Pausing and Resuming Rollouts
# Pause the rollout (useful for making multiple changes)
kubectl rollout pause deployment/web-app
# Make several changes without triggering multiple rollouts
kubectl set image deployment/web-app web-app=web-app:2.1
kubectl set env deployment/web-app LOG_LEVEL=debug
kubectl set resources deployment/web-app -c web-app --limits=cpu=500m,memory=512Mi
# Resume to trigger a single rollout with all changes
kubectl rollout resume deployment/web-app
CI/CD Integration Pattern
#!/bin/bash
set -euo pipefail
DEPLOYMENT="web-app"
TIMEOUT="300s"
echo "Applying deployment..."
kubectl apply -f deployment.yaml
echo "Waiting for rollout to complete..."

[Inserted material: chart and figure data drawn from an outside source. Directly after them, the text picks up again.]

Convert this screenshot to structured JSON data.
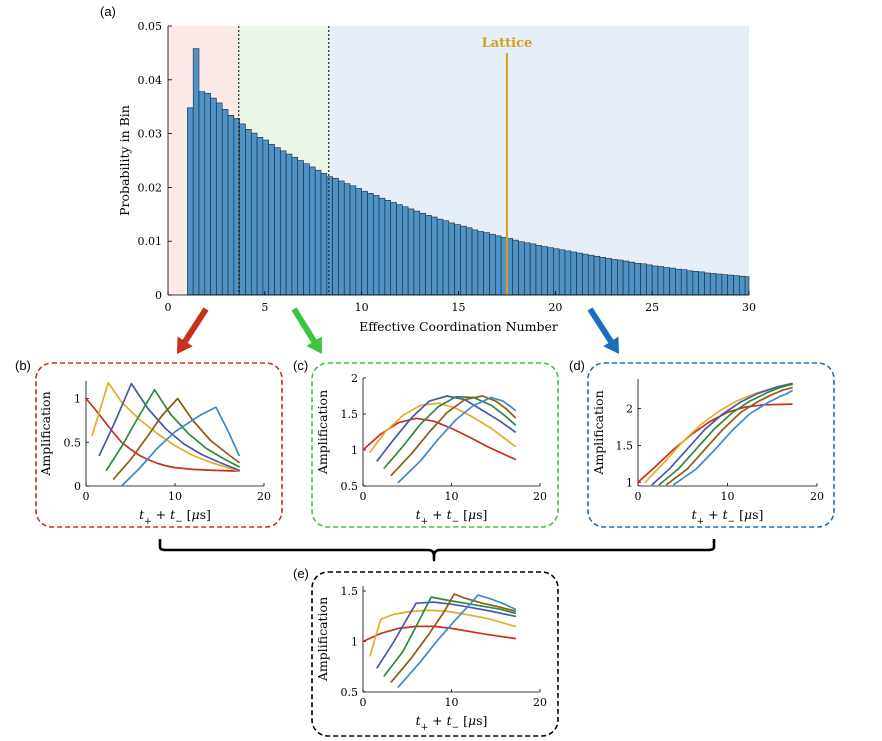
{
  "panel_labels": {
    "a": "(a)",
    "b": "(b)",
    "c": "(c)",
    "d": "(d)",
    "e": "(e)"
  },
  "colors": {
    "bar": "#4f92c6",
    "region_low": "#fbeae7",
    "region_mid": "#eaf6e8",
    "region_high": "#e6eef8",
    "lattice": "#d4a017",
    "arrow_red": "#c7301c",
    "arrow_green": "#3fc43f",
    "arrow_blue": "#1a70b8",
    "box_b": "#c7301c",
    "box_c": "#3fc43f",
    "box_d": "#1a70b8",
    "box_e": "#000000",
    "lines": [
      "#c7301c",
      "#e4ac2a",
      "#4a58a8",
      "#2a8a3e",
      "#8f5a12",
      "#3e8ac6"
    ]
  },
  "chart_data": [
    {
      "id": "a",
      "type": "bar",
      "title": "",
      "xlabel": "Effective Coordination Number",
      "ylabel": "Probability in Bin",
      "xlim": [
        0,
        30
      ],
      "ylim": [
        0,
        0.05
      ],
      "xticks": [
        0,
        5,
        10,
        15,
        20,
        25,
        30
      ],
      "yticks": [
        0,
        0.01,
        0.02,
        0.03,
        0.04,
        0.05
      ],
      "ytick_labels": [
        "0",
        "0.01",
        "0.02",
        "0.03",
        "0.04",
        "0.05"
      ],
      "bin_start": 1.0,
      "bin_width": 0.3,
      "values": [
        0.0348,
        0.0458,
        0.0378,
        0.0375,
        0.0366,
        0.0357,
        0.0345,
        0.0334,
        0.0328,
        0.0318,
        0.0308,
        0.0301,
        0.0293,
        0.0288,
        0.028,
        0.0274,
        0.0268,
        0.0262,
        0.0256,
        0.025,
        0.0244,
        0.0238,
        0.0232,
        0.0226,
        0.022,
        0.0217,
        0.0212,
        0.0207,
        0.0203,
        0.0198,
        0.0193,
        0.0189,
        0.0185,
        0.018,
        0.0176,
        0.0172,
        0.0168,
        0.0164,
        0.016,
        0.0156,
        0.0152,
        0.0148,
        0.0145,
        0.0141,
        0.0138,
        0.0134,
        0.0131,
        0.0128,
        0.0125,
        0.0121,
        0.0118,
        0.0116,
        0.0113,
        0.011,
        0.0107,
        0.0105,
        0.0102,
        0.0099,
        0.0097,
        0.0095,
        0.0092,
        0.009,
        0.0088,
        0.0086,
        0.0084,
        0.0082,
        0.008,
        0.0078,
        0.0076,
        0.0074,
        0.0072,
        0.007,
        0.0068,
        0.0066,
        0.0065,
        0.0063,
        0.0061,
        0.0059,
        0.0058,
        0.0056,
        0.0054,
        0.0053,
        0.0051,
        0.005,
        0.0048,
        0.0047,
        0.0045,
        0.0044,
        0.0043,
        0.0041,
        0.004,
        0.0039,
        0.0038,
        0.0037,
        0.0036,
        0.0035,
        0.0034,
        0.0033,
        0.0032,
        0.0031,
        0.003,
        0.0029,
        0.0028,
        0.0027,
        0.0026,
        0.0025,
        0.0024,
        0.0023,
        0.0022,
        0.0021,
        0.002,
        0.002,
        0.0019,
        0.0018,
        0.0017,
        0.0017,
        0.0016,
        0.0015,
        0.0015,
        0.0014,
        0.0014,
        0.0013,
        0.0013,
        0.0012,
        0.0012,
        0.0011,
        0.0011,
        0.0011,
        0.001,
        0.001,
        0.001,
        0.0009,
        0.0009,
        0.0009,
        0.0009,
        0.0008,
        0.0008,
        0.0008,
        0.0008,
        0.0007,
        0.0007,
        0.0007,
        0.0007,
        0.0007,
        0.0006,
        0.0006,
        0.0006,
        0.0006,
        0.0006,
        0.0006,
        0.0006,
        0.0005,
        0.0005,
        0.0005,
        0.0005,
        0.0005,
        0.0005,
        0.0005,
        0.0005,
        0.0005,
        0.0005,
        0.0005,
        0.0005,
        0.0005,
        0.0005,
        0.0005,
        0.0005,
        0.0005,
        0.0005,
        0.0005,
        0.0005,
        0.0005,
        0.0005,
        0.0005,
        0.0005,
        0.0005,
        0.0005,
        0.0005,
        0.0005
      ],
      "region_boundaries": [
        3.65,
        8.3
      ],
      "lattice_x": 17.5,
      "lattice_label": "Lattice"
    },
    {
      "id": "b",
      "type": "line",
      "xlabel": "t_+ + t_- [μs]",
      "ylabel": "Amplification",
      "xlim": [
        0,
        20
      ],
      "ylim": [
        0,
        1.2
      ],
      "xticks": [
        0,
        10,
        20
      ],
      "yticks": [
        0,
        0.5,
        1
      ],
      "ytick_labels": [
        "0",
        "0.5",
        "1"
      ],
      "series": [
        {
          "x": [
            0,
            1,
            2,
            3,
            4,
            5,
            6,
            7,
            8,
            9,
            10,
            12,
            14,
            17.2
          ],
          "y": [
            1.0,
            0.88,
            0.75,
            0.62,
            0.5,
            0.42,
            0.35,
            0.3,
            0.26,
            0.23,
            0.21,
            0.19,
            0.18,
            0.17
          ]
        },
        {
          "x": [
            0.7,
            2.5,
            4,
            6,
            8,
            10,
            12,
            14,
            17.2
          ],
          "y": [
            0.58,
            1.18,
            0.96,
            0.76,
            0.6,
            0.46,
            0.35,
            0.27,
            0.17
          ]
        },
        {
          "x": [
            1.5,
            3.2,
            5.1,
            7,
            9,
            11,
            13,
            15,
            17.2
          ],
          "y": [
            0.35,
            0.72,
            1.17,
            0.88,
            0.65,
            0.48,
            0.36,
            0.27,
            0.18
          ]
        },
        {
          "x": [
            2.3,
            4,
            5.5,
            7.7,
            9.5,
            11.5,
            13.5,
            15.5,
            17.2
          ],
          "y": [
            0.18,
            0.45,
            0.72,
            1.1,
            0.82,
            0.6,
            0.43,
            0.31,
            0.22
          ]
        },
        {
          "x": [
            3.1,
            5,
            7,
            8.5,
            10.3,
            12,
            14,
            16,
            17.2
          ],
          "y": [
            0.08,
            0.3,
            0.58,
            0.8,
            1.0,
            0.75,
            0.52,
            0.36,
            0.27
          ]
        },
        {
          "x": [
            4.0,
            6,
            8,
            10,
            11.5,
            13,
            14.6,
            16,
            17.2
          ],
          "y": [
            0.0,
            0.2,
            0.43,
            0.62,
            0.72,
            0.82,
            0.9,
            0.62,
            0.35
          ]
        }
      ]
    },
    {
      "id": "c",
      "type": "line",
      "xlabel": "t_+ + t_- [μs]",
      "ylabel": "Amplification",
      "xlim": [
        0,
        20
      ],
      "ylim": [
        0.5,
        2.0
      ],
      "xticks": [
        0,
        10,
        20
      ],
      "yticks": [
        0.5,
        1,
        1.5,
        2
      ],
      "ytick_labels": [
        "0.5",
        "1",
        "1.5",
        "2"
      ],
      "series": [
        {
          "x": [
            0,
            2,
            4,
            6,
            8,
            10,
            12,
            14,
            17.2
          ],
          "y": [
            1.0,
            1.22,
            1.38,
            1.44,
            1.4,
            1.3,
            1.18,
            1.05,
            0.87
          ]
        },
        {
          "x": [
            0.8,
            2.5,
            4.5,
            6.5,
            8.5,
            10.5,
            12.5,
            14.5,
            17.2
          ],
          "y": [
            0.97,
            1.25,
            1.48,
            1.62,
            1.65,
            1.58,
            1.45,
            1.3,
            1.05
          ]
        },
        {
          "x": [
            1.6,
            3.5,
            5.5,
            7.5,
            9.5,
            11.5,
            13.5,
            15.5,
            17.2
          ],
          "y": [
            0.85,
            1.15,
            1.45,
            1.68,
            1.75,
            1.7,
            1.55,
            1.4,
            1.25
          ]
        },
        {
          "x": [
            2.4,
            4.5,
            6.5,
            8.5,
            10.5,
            12.5,
            14.5,
            16,
            17.2
          ],
          "y": [
            0.75,
            1.05,
            1.36,
            1.6,
            1.74,
            1.73,
            1.62,
            1.48,
            1.35
          ]
        },
        {
          "x": [
            3.2,
            5.5,
            7.5,
            9.5,
            11.5,
            13.5,
            15,
            16.2,
            17.2
          ],
          "y": [
            0.65,
            0.95,
            1.25,
            1.52,
            1.7,
            1.75,
            1.68,
            1.57,
            1.45
          ]
        },
        {
          "x": [
            4.0,
            6.5,
            8.5,
            10.5,
            12.5,
            14.5,
            15.8,
            16.6,
            17.2
          ],
          "y": [
            0.55,
            0.85,
            1.15,
            1.42,
            1.62,
            1.73,
            1.68,
            1.61,
            1.55
          ]
        }
      ]
    },
    {
      "id": "d",
      "type": "line",
      "xlabel": "t_+ + t_- [μs]",
      "ylabel": "Amplification",
      "xlim": [
        0,
        20
      ],
      "ylim": [
        0.95,
        2.4
      ],
      "xticks": [
        0,
        10,
        20
      ],
      "yticks": [
        1,
        1.5,
        2
      ],
      "ytick_labels": [
        "1",
        "1.5",
        "2"
      ],
      "series": [
        {
          "x": [
            0,
            2,
            4,
            6,
            8,
            10,
            12,
            14,
            17.2
          ],
          "y": [
            1.0,
            1.22,
            1.45,
            1.65,
            1.82,
            1.95,
            2.02,
            2.05,
            2.06
          ]
        },
        {
          "x": [
            0.8,
            3,
            5,
            7,
            9,
            11,
            13,
            15,
            17.2
          ],
          "y": [
            1.0,
            1.28,
            1.55,
            1.78,
            1.96,
            2.1,
            2.2,
            2.27,
            2.32
          ]
        },
        {
          "x": [
            1.6,
            3.5,
            5.5,
            7.5,
            9.5,
            11.5,
            13.5,
            15.5,
            17.2
          ],
          "y": [
            0.97,
            1.18,
            1.45,
            1.72,
            1.93,
            2.09,
            2.21,
            2.29,
            2.34
          ]
        },
        {
          "x": [
            2.4,
            4.5,
            6.5,
            8.5,
            10.5,
            12.5,
            14.5,
            16,
            17.2
          ],
          "y": [
            0.97,
            1.18,
            1.45,
            1.72,
            1.94,
            2.1,
            2.22,
            2.29,
            2.33
          ]
        },
        {
          "x": [
            3.2,
            5.5,
            7.5,
            9.5,
            11.5,
            13.5,
            15,
            16.2,
            17.2
          ],
          "y": [
            0.97,
            1.18,
            1.45,
            1.72,
            1.95,
            2.1,
            2.19,
            2.25,
            2.28
          ]
        },
        {
          "x": [
            4.0,
            6.5,
            8.5,
            10.5,
            12.5,
            14.5,
            15.8,
            16.6,
            17.2
          ],
          "y": [
            0.97,
            1.18,
            1.43,
            1.7,
            1.93,
            2.08,
            2.16,
            2.2,
            2.24
          ]
        }
      ]
    },
    {
      "id": "e",
      "type": "line",
      "xlabel": "t_+ + t_- [μs]",
      "ylabel": "Amplification",
      "xlim": [
        0,
        20
      ],
      "ylim": [
        0.5,
        1.55
      ],
      "xticks": [
        0,
        10,
        20
      ],
      "yticks": [
        0.5,
        1,
        1.5
      ],
      "ytick_labels": [
        "0.5",
        "1",
        "1.5"
      ],
      "series": [
        {
          "x": [
            0,
            2,
            4,
            6,
            8,
            10,
            12,
            14,
            17.2
          ],
          "y": [
            1.0,
            1.08,
            1.13,
            1.15,
            1.15,
            1.13,
            1.1,
            1.07,
            1.03
          ]
        },
        {
          "x": [
            0.8,
            2,
            3.5,
            5.5,
            7.5,
            9.5,
            11.5,
            14,
            17.2
          ],
          "y": [
            0.86,
            1.22,
            1.27,
            1.3,
            1.31,
            1.3,
            1.27,
            1.23,
            1.15
          ]
        },
        {
          "x": [
            1.6,
            3.5,
            4.8,
            6,
            8,
            10,
            12,
            14.5,
            17.2
          ],
          "y": [
            0.74,
            1.0,
            1.2,
            1.38,
            1.39,
            1.37,
            1.34,
            1.3,
            1.25
          ]
        },
        {
          "x": [
            2.4,
            4.5,
            6,
            7.7,
            9.5,
            11.5,
            13.5,
            15.5,
            17.2
          ],
          "y": [
            0.66,
            0.9,
            1.15,
            1.44,
            1.41,
            1.38,
            1.35,
            1.32,
            1.28
          ]
        },
        {
          "x": [
            3.2,
            5.5,
            7.5,
            9.2,
            10.3,
            11.5,
            13.5,
            15.5,
            17.2
          ],
          "y": [
            0.6,
            0.84,
            1.08,
            1.3,
            1.47,
            1.43,
            1.38,
            1.34,
            1.3
          ]
        },
        {
          "x": [
            4.0,
            6.5,
            8.5,
            10.5,
            12.2,
            13,
            14.5,
            16,
            17.2
          ],
          "y": [
            0.55,
            0.8,
            1.02,
            1.22,
            1.38,
            1.46,
            1.42,
            1.37,
            1.32
          ]
        }
      ]
    }
  ]
}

if ! kubectl rollout status deployment/${DEPLOYMENT} --timeout=${TIMEOUT}; then
echo "FAILED: Rollout did not complete within ${TIMEOUT}"
echo "Deployment status:"
kubectl get deployment ${DEPLOYMENT} -o wide
echo "Pod status:"
kubectl get pods -l app=${DEPLOYMENT} --sort-by=.metadata.creationTimestamp
echo "Recent events:"
kubectl get events --sort-by=.lastTimestamp --field-selector involvedObject.kind=Deployment,involvedObject.name=${DEPLOYMENT}
echo "Rolling back..."
kubectl rollout undo deployment/${DEPLOYMENT}
kubectl rollout status deployment/${DEPLOYMENT} --timeout=${TIMEOUT}
exit 1
fi
echo "Rollout complete."
Summary
Monitoring and troubleshooting rollouts requires a systematic approach: check the Deployment conditions, examine the new ReplicaSet, then inspect the failing Pods. The kubectl rollout status command is your primary monitoring tool, progressDeadlineSeconds automates failure detection, and kubectl rollout pause/resume lets you batch multiple changes into a single rollout. Building these checks into your CI/CD pipeline ensures failed deployments are caught and reverted automatically.
Why Interviewers Ask This
Debugging a stuck deployment is a common on-call task. Interviewers want to see that you have a systematic approach to diagnosing rollout failures rather than guessing.
Common Follow-Up Questions
Key Takeaways
- kubectl rollout status is the primary tool for monitoring rollout progress.
- Deployment conditions (Available, Progressing, ReplicaFailure) reveal the root cause.
- progressDeadlineSeconds automates failure detection for stuck rollouts.